A few months ago, I spent a weekend participating in a workshop for parents, called Natural Learning Rhythms. This workshop was organized by a group in Nevada city called Encompass. Many of the thoughts and ideas about childhood were similar to what I had recently learned in the Waldorf Teacher Training program and the Anthroposophical Medical Training in Switzerland. During the Encompass workshop, I learned that growing children in specific age groups, for example 0 to 7 years of age, were connected to certain types of wisdoms, needed certain types of nourishing experiences, and also needed to avoid certain types of threats to their development. For example, I was taught in all of these trainings, that children, during the first 7 years of their life, live in their physical bodies and experience their world through their senses. They are sponges to all that they see, hear, smell, taste, and touch. They are doers, that are trying to integrate their senses of hearing, vision, touch, balance, movement, life sense, and many other subtler senses that Rudolf Steiner discusses.

Children in this 0 to 7-year- old age group, also have an incredible capacity to perceive our soul moods. It's not the words we say that teach children of this age group, rather it is who we are on the inside, that really seems to matter! It is the tone of our voice, our attitudes, our gestures, our own mood of soul, and our ability to love, unconditionally, and remain fully present in the moment (i.e. and not become overwhelmed and scattered in our thoughts and feelings or overly focused on past failures or future worries). Children absorb who we really are and their surroundings, and they take these soul impressions into the deepest core of their being. Therefore, we must constantly remind ourselves to be worthy of their imitation, and to pay attention to the environment around them (i.e. what they see, touch, hear, smell, and taste), to make sure it is worthy of being imitated.

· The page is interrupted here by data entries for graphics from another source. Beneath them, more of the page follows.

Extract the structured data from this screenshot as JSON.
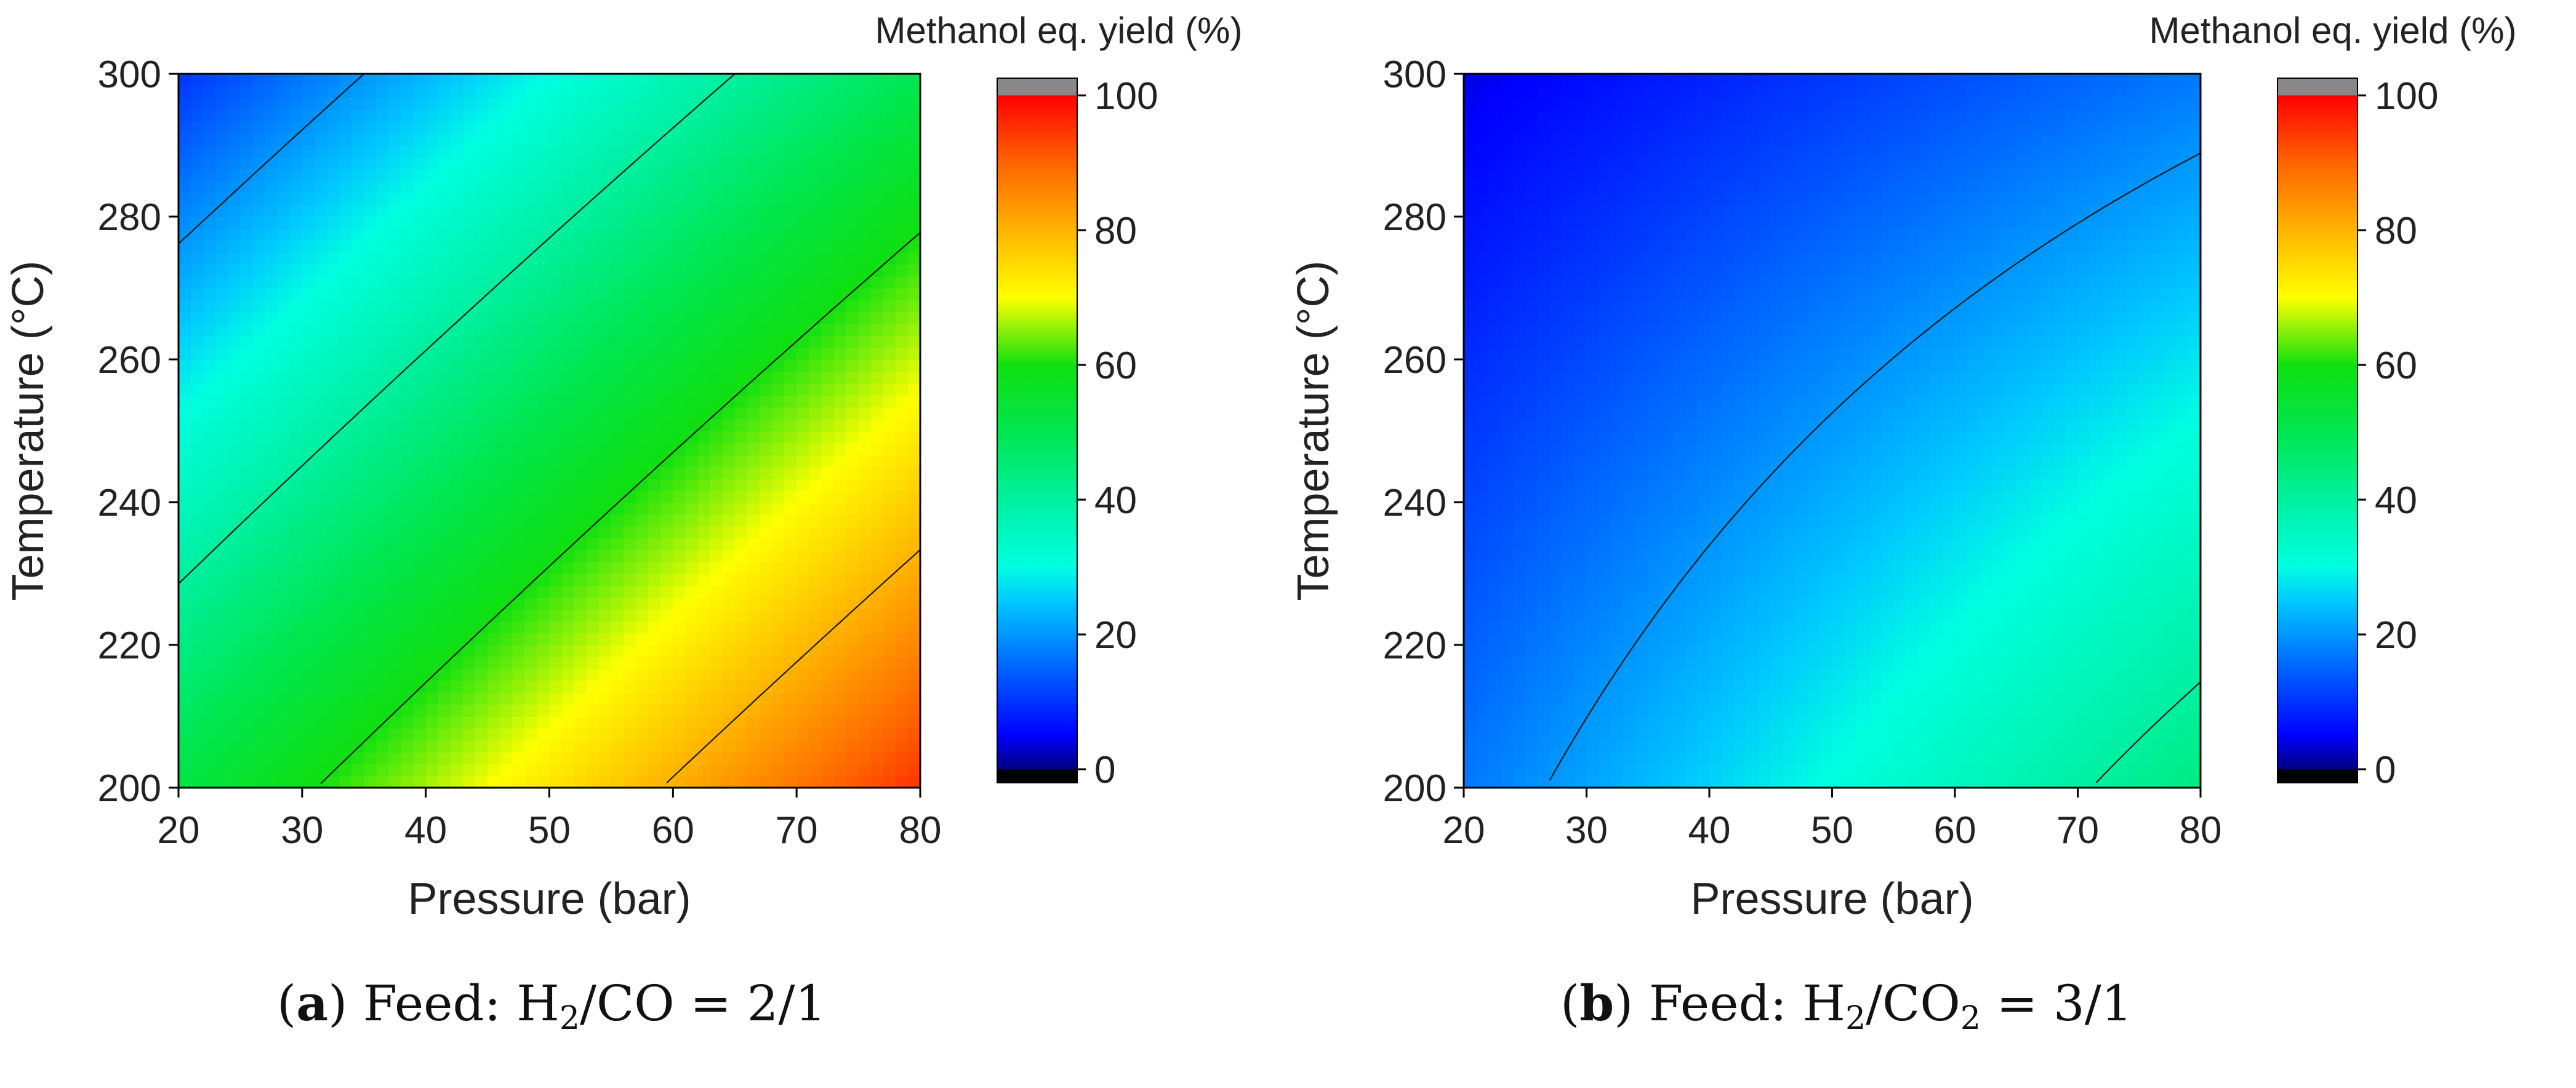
{
  "chart_data": [
    {
      "type": "heatmap",
      "panel": "a",
      "xlabel": "Pressure (bar)",
      "ylabel": "Temperature (°C)",
      "xlim": [
        20,
        80
      ],
      "ylim": [
        200,
        300
      ],
      "xticks": [
        "20",
        "30",
        "40",
        "50",
        "60",
        "70",
        "80"
      ],
      "yticks": [
        "200",
        "220",
        "240",
        "260",
        "280",
        "300"
      ],
      "colorbar_label": "Methanol eq. yield (%)",
      "colorbar_range": [
        0,
        100
      ],
      "colorbar_ticks": [
        "0",
        "20",
        "40",
        "60",
        "80",
        "100"
      ],
      "corner_values": {
        "P20_T300": 10,
        "P80_T300": 50,
        "P20_T200": 52,
        "P80_T200": 95
      },
      "contour_levels": [
        20,
        40,
        60,
        80
      ],
      "caption_prefix": "(",
      "caption_label": "a",
      "caption_mid": ") Feed: H",
      "caption_sub1": "2",
      "caption_rest": "/CO = 2/1"
    },
    {
      "type": "heatmap",
      "panel": "b",
      "xlabel": "Pressure (bar)",
      "ylabel": "Temperature (°C)",
      "xlim": [
        20,
        80
      ],
      "ylim": [
        200,
        300
      ],
      "xticks": [
        "20",
        "30",
        "40",
        "50",
        "60",
        "70",
        "80"
      ],
      "yticks": [
        "200",
        "220",
        "240",
        "260",
        "280",
        "300"
      ],
      "colorbar_label": "Methanol eq. yield (%)",
      "colorbar_range": [
        0,
        100
      ],
      "colorbar_ticks": [
        "0",
        "20",
        "40",
        "60",
        "80",
        "100"
      ],
      "corner_values": {
        "P20_T300": 4,
        "P80_T300": 17,
        "P20_T200": 17,
        "P80_T200": 44
      },
      "contour_levels": [
        20,
        40
      ],
      "caption_prefix": "(",
      "caption_label": "b",
      "caption_mid": ") Feed: H",
      "caption_sub1": "2",
      "caption_rest": "/CO",
      "caption_sub2": "2",
      "caption_rest2": " = 3/1"
    }
  ]
}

I learned that the specific wisdom or tasks for 0 to 7-year-old children, involved: discovering their own strengths, experiencing their own boundaries, as well as inhabiting their own bodies. Nurturing experiences for this age group included: loving touch, a sense of security, warmth (physical and heart-centered), flexibility, and overall nourishment of their body, soul, and spirit. Children in this age group also needed clear rules and boundaries, predictable routines and daily rhythms, harmonious and rhythmic movements, nourishing nutrition, lots of sleep, restricted media (especially limiting screens), and they especially needed not to be given so many choices (which would keep them in their intellect and not in the present moment). I also was reminded that my actions always spoke louder than my words, for any age! Finally, I learned that to threaten children, either physically or verbally, acted as a poison to their development, because it caused them to withdraw physically and contract etherically (i.e. in their life forces), as well as, soul-wise and spiritually. These poisons, undermined their abilities to discover their strengths, explore their boundaries, and fully enter into their bodies.

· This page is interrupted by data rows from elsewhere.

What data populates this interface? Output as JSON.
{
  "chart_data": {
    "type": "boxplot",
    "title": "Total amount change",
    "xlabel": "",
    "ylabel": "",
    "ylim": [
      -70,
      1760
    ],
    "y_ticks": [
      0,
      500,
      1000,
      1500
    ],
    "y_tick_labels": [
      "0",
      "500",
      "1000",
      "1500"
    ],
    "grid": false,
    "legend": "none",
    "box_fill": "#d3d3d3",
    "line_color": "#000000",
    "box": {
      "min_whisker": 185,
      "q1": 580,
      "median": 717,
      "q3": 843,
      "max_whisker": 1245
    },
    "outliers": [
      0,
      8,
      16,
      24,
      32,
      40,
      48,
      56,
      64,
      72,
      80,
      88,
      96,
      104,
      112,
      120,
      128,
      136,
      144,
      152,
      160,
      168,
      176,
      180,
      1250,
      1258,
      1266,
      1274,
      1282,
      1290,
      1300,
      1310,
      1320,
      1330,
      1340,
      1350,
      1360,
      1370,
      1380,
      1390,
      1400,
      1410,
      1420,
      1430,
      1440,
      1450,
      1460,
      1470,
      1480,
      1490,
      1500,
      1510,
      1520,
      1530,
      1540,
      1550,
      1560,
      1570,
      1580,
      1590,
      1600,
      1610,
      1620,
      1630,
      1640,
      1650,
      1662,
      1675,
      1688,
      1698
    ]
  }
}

An important idea that I specifically learned from the Encompass workshop was that all children, and especially teenagers, act as mirrors of their environment and of our culture. Young children show us our shadow, while teenager show us both our shadow and the shadow of our culture. In other words, sometimes the characteristics that we, as parents, refused to acknowledge in ourselves or in our society, can be shown to us by our children. For example, if we were not allowed to show anger in our childhood, then often our children show us lots of anger, which in-turn ignites our anger. If we were taught to be afraid of anger in our childhood, then our children can often control us with their outbursts of anger, especially when they don't get their way. Our relationships with our children, just like our other intimate relationships with our spouse, family members, friends, and colleagues, continually reveal our own shadow, and therefore provide each of us the opportunity to first face our shadow, and then transform and heal our souls.